Data Sharing Controls v Data Access Controls
If we could be sure we can control and monitor what it is allowed to send elsewhere, the UX could become much less onerous, and I think be designed to discourage bad behaviour by apps.
For example, say by default apps can read and write most of our stuff (everything except things we regard as needing high level of security say), but have to ask if they want to send anything elsewhere the effect is to:
- make it easier to write powerful apps that do great things with our data
- discourages apps from trying to send data elsewhere unless for good reason, because by default they have to ask permission every time, which both alerts the user, and makes using the app less convenient
On the other hand, if we use the Android model where apps can freely send information elsewhere (pretty much undetected by the user), and all users can do is say what they can and cannot read, the effect is reversed.

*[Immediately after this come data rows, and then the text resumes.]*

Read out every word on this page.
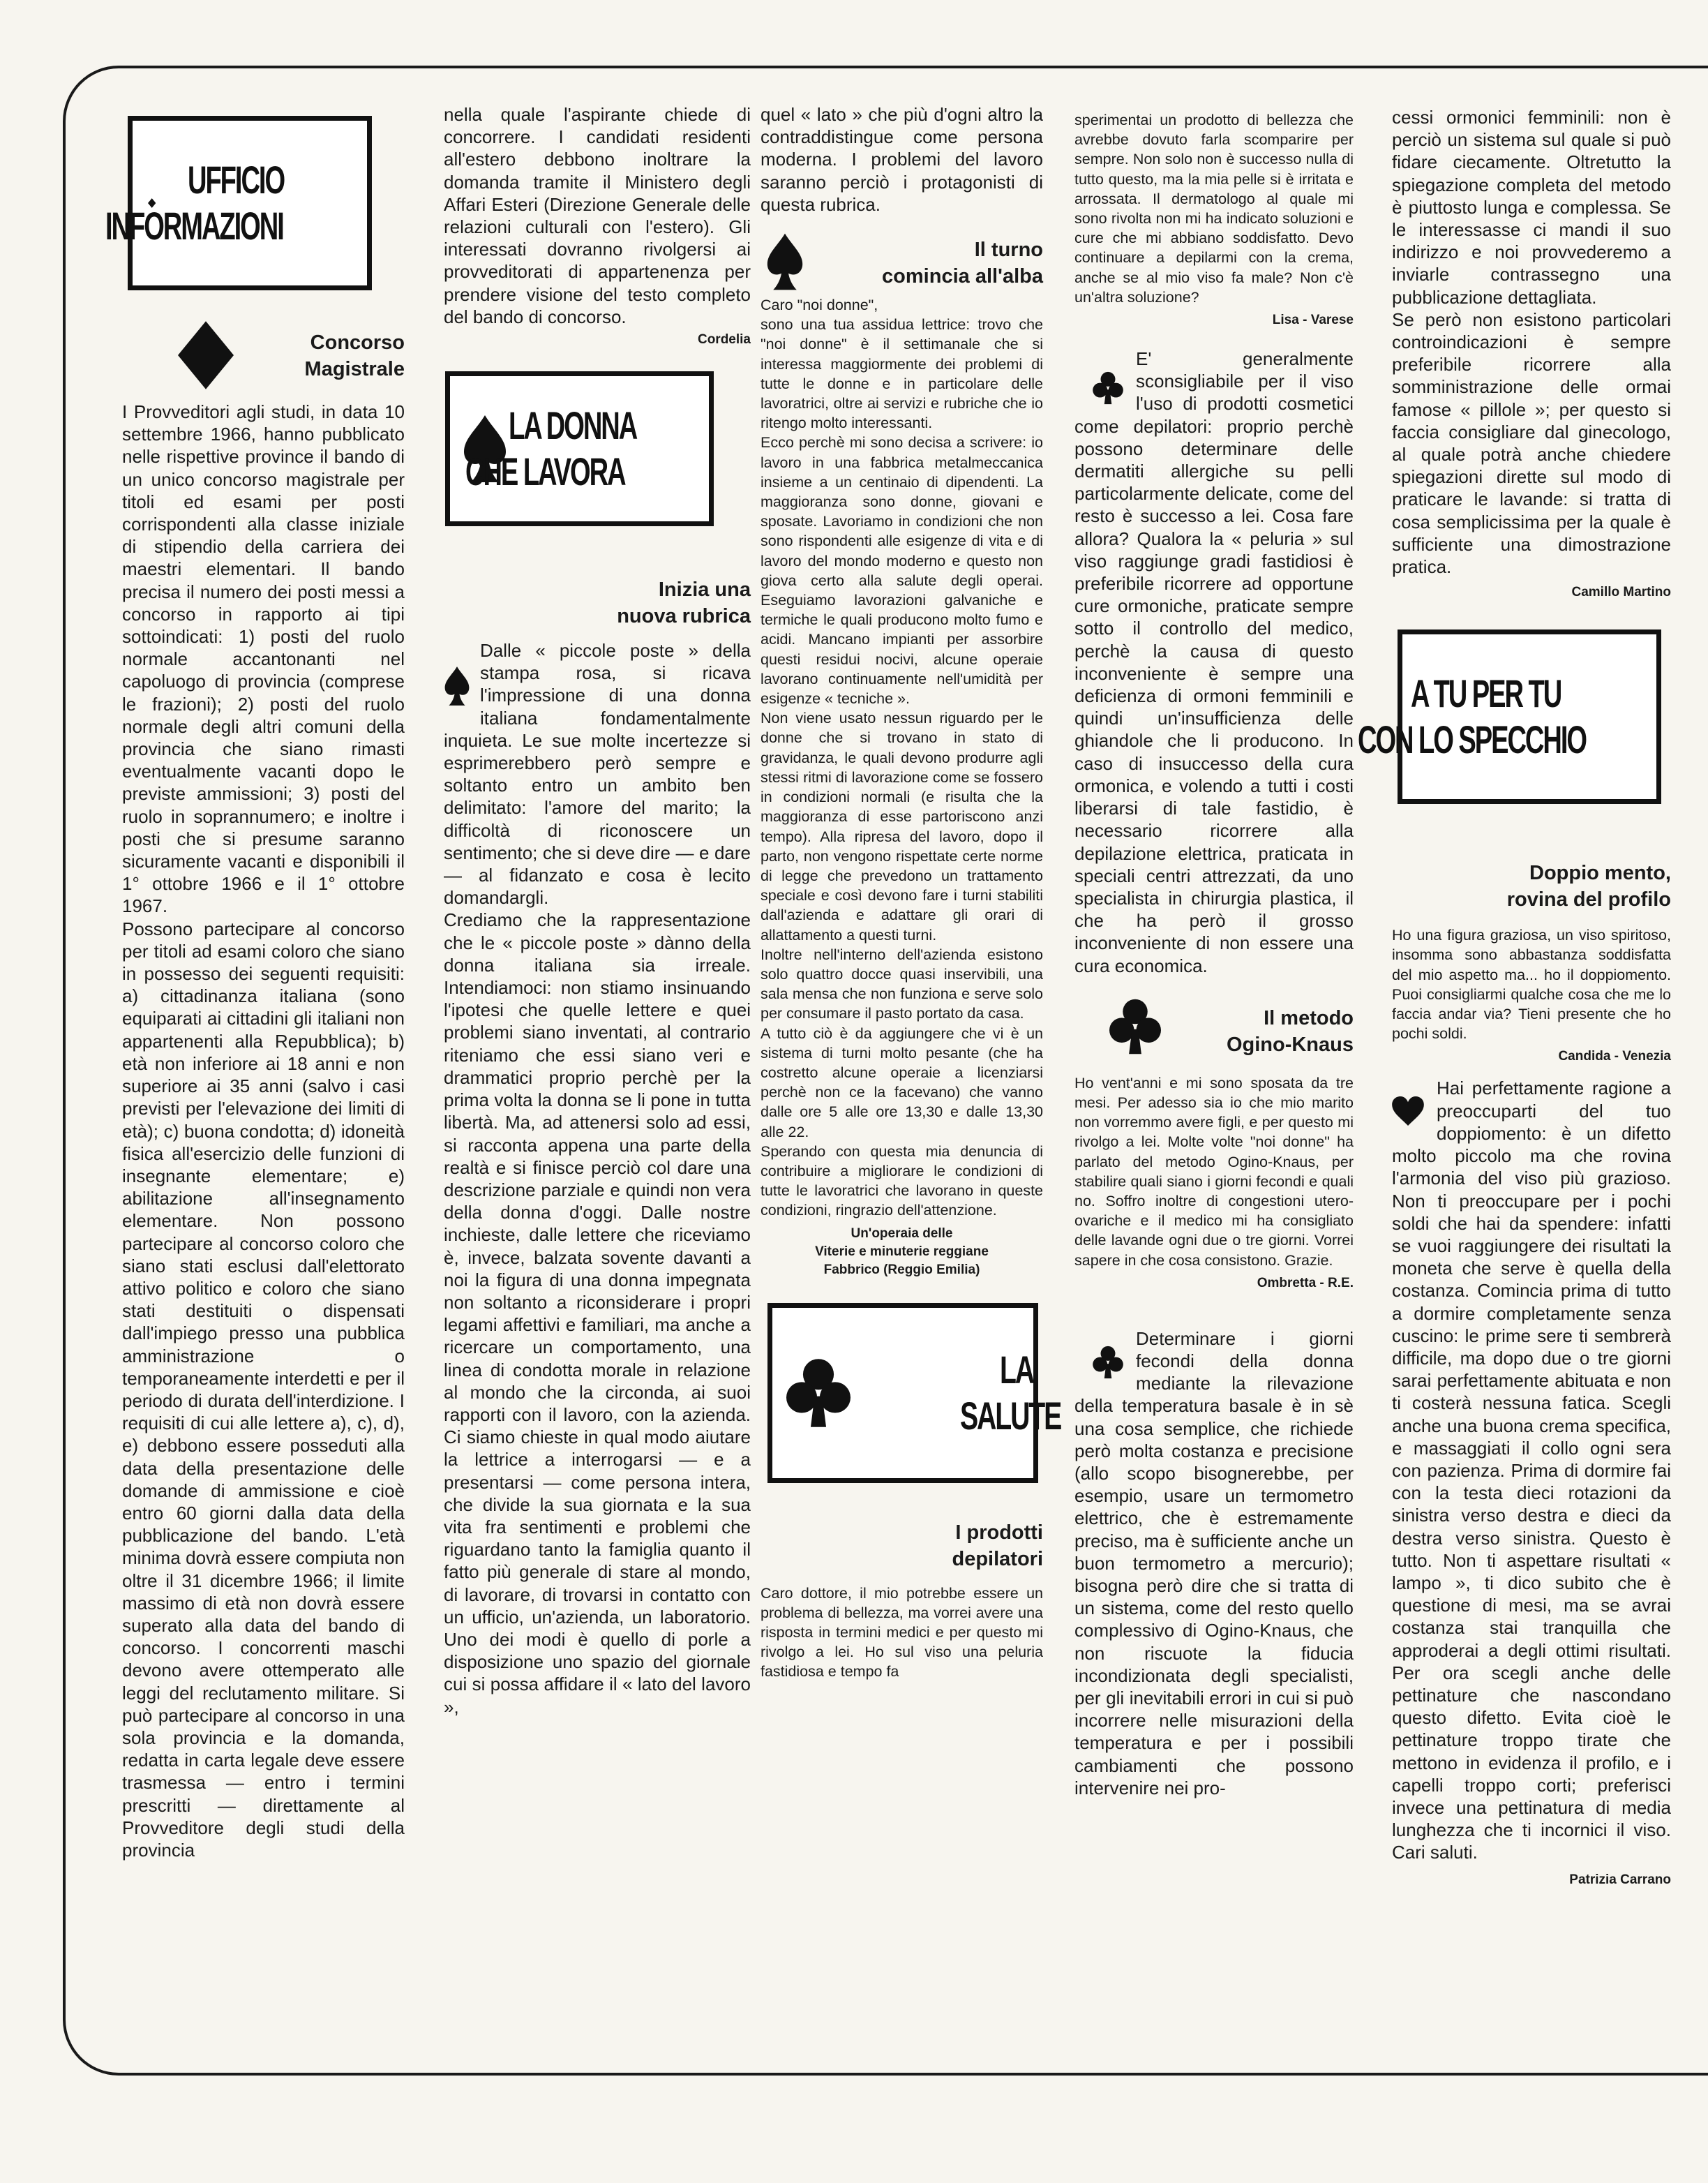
UFFICIO
INFORMAZIONI
Concorso
Magistrale
I Provveditori agli studi, in data 10 settembre 1966, hanno pubblicato nelle rispettive province il bando di un unico concorso magistrale per titoli ed esami per posti corrispondenti alla classe iniziale di stipendio della carriera dei maestri elementari. Il bando precisa il numero dei posti messi a concorso in rapporto ai tipi sottoindicati: 1) posti del ruolo normale accantonanti nel capoluogo di provincia (comprese le frazioni); 2) posti del ruolo normale degli altri comuni della provincia che siano rimasti eventualmente vacanti dopo le previste ammissioni; 3) posti del ruolo in soprannumero; e inoltre i posti che si presume saranno sicuramente vacanti e disponibili il 1° ottobre 1966 e il 1° ottobre 1967.
Possono partecipare al concorso per titoli ad esami coloro che siano in possesso dei seguenti requisiti: a) cittadinanza italiana (sono equiparati ai cittadini gli italiani non appartenenti alla Repubblica); b) età non inferiore ai 18 anni e non superiore ai 35 anni (salvo i casi previsti per l'elevazione dei limiti di età); c) buona condotta; d) idoneità fisica all'esercizio delle funzioni di insegnante elementare; e) abilitazione all'insegnamento elementare. Non possono partecipare al concorso coloro che siano stati esclusi dall'elettorato attivo politico e coloro che siano stati destituiti o dispensati dall'impiego presso una pubblica amministrazione o temporaneamente interdetti e per il periodo di durata dell'interdizione. I requisiti di cui alle lettere a), c), d), e) debbono essere posseduti alla data della presentazione delle domande di ammissione e cioè entro 60 giorni dalla data della pubblicazione del bando. L'età minima dovrà essere compiuta non oltre il 31 dicembre 1966; il limite massimo di età non dovrà essere superato alla data del bando di concorso. I concorrenti maschi devono avere ottemperato alle leggi del reclutamento militare. Si può partecipare al concorso in una sola provincia e la domanda, redatta in carta legale deve essere trasmessa — entro i termini prescritti — direttamente al Provveditore degli studi della provincia
nella quale l'aspirante chiede di concorrere. I candidati residenti all'estero debbono inoltrare la domanda tramite il Ministero degli Affari Esteri (Direzione Generale delle relazioni culturali con l'estero). Gli interessati dovranno rivolgersi ai provveditorati di appartenenza per prendere visione del testo completo del bando di concorso.
Cordelia
LA DONNA
CHE LAVORA
Inizia una
nuova rubrica
Dalle « piccole poste » della stampa rosa, si ricava l'impressione di una donna italiana fondamentalmente inquieta. Le sue molte incertezze si esprimerebbero però sempre e soltanto entro un ambito ben delimitato: l'amore del marito; la difficoltà di riconoscere un sentimento; che si deve dire — e dare — al fidanzato e cosa è lecito domandargli.
Crediamo che la rappresentazione che le « piccole poste » dànno della donna italiana sia irreale. Intendiamoci: non stiamo insinuando l'ipotesi che quelle lettere e quei problemi siano inventati, al contrario riteniamo che essi siano veri e drammatici proprio perchè per la prima volta la donna se li pone in tutta libertà. Ma, ad attenersi solo ad essi, si racconta appena una parte della realtà e si finisce perciò col dare una descrizione parziale e quindi non vera della donna d'oggi. Dalle nostre inchieste, dalle lettere che riceviamo è, invece, balzata sovente davanti a noi la figura di una donna impegnata non soltanto a riconsiderare i propri legami affettivi e familiari, ma anche a ricercare un comportamento, una linea di condotta morale in relazione al mondo che la circonda, ai suoi rapporti con il lavoro, con la azienda. Ci siamo chieste in qual modo aiutare la lettrice a interrogarsi — e a presentarsi — come persona intera, che divide la sua giornata e la sua vita fra sentimenti e problemi che riguardano tanto la famiglia quanto il fatto più generale di stare al mondo, di lavorare, di trovarsi in contatto con un ufficio, un'azienda, un laboratorio. Uno dei modi è quello di porle a disposizione uno spazio del giornale cui si possa affidare il « lato del lavoro »,
quel « lato » che più d'ogni altro la contraddistingue come persona moderna. I problemi del lavoro saranno perciò i protagonisti di questa rubrica.
Il turno
comincia all'alba
Caro "noi donne",
sono una tua assidua lettrice: trovo che "noi donne" è il settimanale che si interessa maggiormente dei problemi di tutte le donne e in particolare delle lavoratrici, oltre ai servizi e rubriche che io ritengo molto interessanti.
Ecco perchè mi sono decisa a scrivere: io lavoro in una fabbrica metalmeccanica insieme a un centinaio di dipendenti. La maggioranza sono donne, giovani e sposate. Lavoriamo in condizioni che non sono rispondenti alle esigenze di vita e di lavoro del mondo moderno e questo non giova certo alla salute degli operai. Eseguiamo lavorazioni galvaniche e termiche le quali producono molto fumo e acidi. Mancano impianti per assorbire questi residui nocivi, alcune operaie lavorano continuamente nell'umidità per esigenze « tecniche ».
Non viene usato nessun riguardo per le donne che si trovano in stato di gravidanza, le quali devono produrre agli stessi ritmi di lavorazione come se fossero in condizioni normali (e risulta che la maggioranza di esse partoriscono anzi tempo). Alla ripresa del lavoro, dopo il parto, non vengono rispettate certe norme di legge che prevedono un trattamento speciale e così devono fare i turni stabiliti dall'azienda e adattare gli orari di allattamento a questi turni.
Inoltre nell'interno dell'azienda esistono solo quattro docce quasi inservibili, una sala mensa che non funziona e serve solo per consumare il pasto portato da casa.
A tutto ciò è da aggiungere che vi è un sistema di turni molto pesante (che ha costretto alcune operaie a licenziarsi perchè non ce la facevano) che vanno dalle ore 5 alle ore 13,30 e dalle 13,30 alle 22.
Sperando con questa mia denuncia di contribuire a migliorare le condizioni di tutte le lavoratrici che lavorano in queste condizioni, ringrazio dell'attenzione.
Un'operaia delle
Viterie e minuterie reggiane
Fabbrico (Reggio Emilia)
LA
SALUTE
I prodotti
depilatori
Caro dottore, il mio potrebbe essere un problema di bellezza, ma vorrei avere una risposta in termini medici e per questo mi rivolgo a lei. Ho sul viso una peluria fastidiosa e tempo fa
sperimentai un prodotto di bellezza che avrebbe dovuto farla scomparire per sempre. Non solo non è successo nulla di tutto questo, ma la mia pelle si è irritata e arrossata. Il dermatologo al quale mi sono rivolta non mi ha indicato soluzioni e cure che mi abbiano soddisfatto. Devo continuare a depilarmi con la crema, anche se al mio viso fa male? Non c'è un'altra soluzione?
Lisa - Varese
E' generalmente sconsigliabile per il viso l'uso di prodotti cosmetici come depilatori: proprio perchè possono determinare delle dermatiti allergiche su pelli particolarmente delicate, come del resto è successo a lei. Cosa fare allora? Qualora la « peluria » sul viso raggiunge gradi fastidiosi è preferibile ricorrere ad opportune cure ormoniche, praticate sempre sotto il controllo del medico, perchè la causa di questo inconveniente è sempre una deficienza di ormoni femminili e quindi un'insufficienza delle ghiandole che li producono. In caso di insuccesso della cura ormonica, e volendo a tutti i costi liberarsi di tale fastidio, è necessario ricorrere alla depilazione elettrica, praticata in speciali centri attrezzati, da uno specialista in chirurgia plastica, il che ha però il grosso inconveniente di non essere una cura economica.
Il metodo
Ogino-Knaus
Ho vent'anni e mi sono sposata da tre mesi. Per adesso sia io che mio marito non vorremmo avere figli, e per questo mi rivolgo a lei. Molte volte "noi donne" ha parlato del metodo Ogino-Knaus, per stabilire quali siano i giorni fecondi e quali no. Soffro inoltre di congestioni utero-ovariche e il medico mi ha consigliato delle lavande ogni due o tre giorni. Vorrei sapere in che cosa consistono. Grazie.
Ombretta - R.E.
Determinare i giorni fecondi della donna mediante la rilevazione della temperatura basale è in sè una cosa semplice, che richiede però molta costanza e precisione (allo scopo bisognerebbe, per esempio, usare un termometro elettrico, che è estremamente preciso, ma è sufficiente anche un buon termometro a mercurio); bisogna però dire che si tratta di un sistema, come del resto quello complessivo di Ogino-Knaus, che non riscuote la fiducia incondizionata degli specialisti, per gli inevitabili errori in cui si può incorrere nelle misurazioni della temperatura e per i possibili cambiamenti che possono intervenire nei pro-
cessi ormonici femminili: non è perciò un sistema sul quale si può fidare ciecamente. Oltretutto la spiegazione completa del metodo è piuttosto lunga e complessa. Se le interessasse ci mandi il suo indirizzo e noi provvederemo a inviarle contrassegno una pubblicazione dettagliata.
Se però non esistono particolari controindicazioni è sempre preferibile ricorrere alla somministrazione delle ormai famose « pillole »; per questo si faccia consigliare dal ginecologo, al quale potrà anche chiedere spiegazioni dirette sul modo di praticare le lavande: si tratta di cosa semplicissima per la quale è sufficiente una dimostrazione pratica.
Camillo Martino
A TU PER TU
CON LO SPECCHIO
Doppio mento,
rovina del profilo
Ho una figura graziosa, un viso spiritoso, insomma sono abbastanza soddisfatta del mio aspetto ma... ho il doppiomento. Puoi consigliarmi qualche cosa che me lo faccia andar via? Tieni presente che ho pochi soldi.
Candida - Venezia
Hai perfettamente ragione a preoccuparti del tuo doppiomento: è un difetto molto piccolo ma che rovina l'armonia del viso più grazioso. Non ti preoccupare per i pochi soldi che hai da spendere: infatti se vuoi raggiungere dei risultati la moneta che serve è quella della costanza. Comincia prima di tutto a dormire completamente senza cuscino: le prime sere ti sembrerà difficile, ma dopo due o tre giorni sarai perfettamente abituata e non ti costerà nessuna fatica. Scegli anche una buona crema specifica, e massaggiati il collo ogni sera con pazienza. Prima di dormire fai con la testa dieci rotazioni da sinistra verso destra e dieci da destra verso sinistra. Questo è tutto. Non ti aspettare risultati « lampo », ti dico subito che è questione di mesi, ma se avrai costanza stai tranquilla che approderai a degli ottimi risultati. Per ora scegli anche delle pettinature che nascondano questo difetto. Evita cioè le pettinature troppo tirate che mettono in evidenza il profilo, e i capelli troppo corti; preferisci invece una pettinatura di media lunghezza che ti incornici il viso. Cari saluti.
Patrizia Carrano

Apps are encouraged to ask for extra access all the time, and can get away with doing whatever they like with it until someone in an app store flags this. And then what? Just roll out a new well behaved app and start over, meanwhile existing users of the bad app carry on being screwed.
So what do we think, is it feasible to make SAFE Browser + Web app watertight, preventing the app from sending our data to anywhere other than our own storage, and could that be a useful default (or would it be too restrictive for many apps)?
UPDATE: the answer is yes, this is technically feasible: we can implement fine grained permissions and monitoring of where an app stores data on SAFE. See Nikita’s post.. So now we can think about the usefulness of this, and whether we can come up with a usable UX to support it, that delivers the benefits listed above, without too much inconvenience.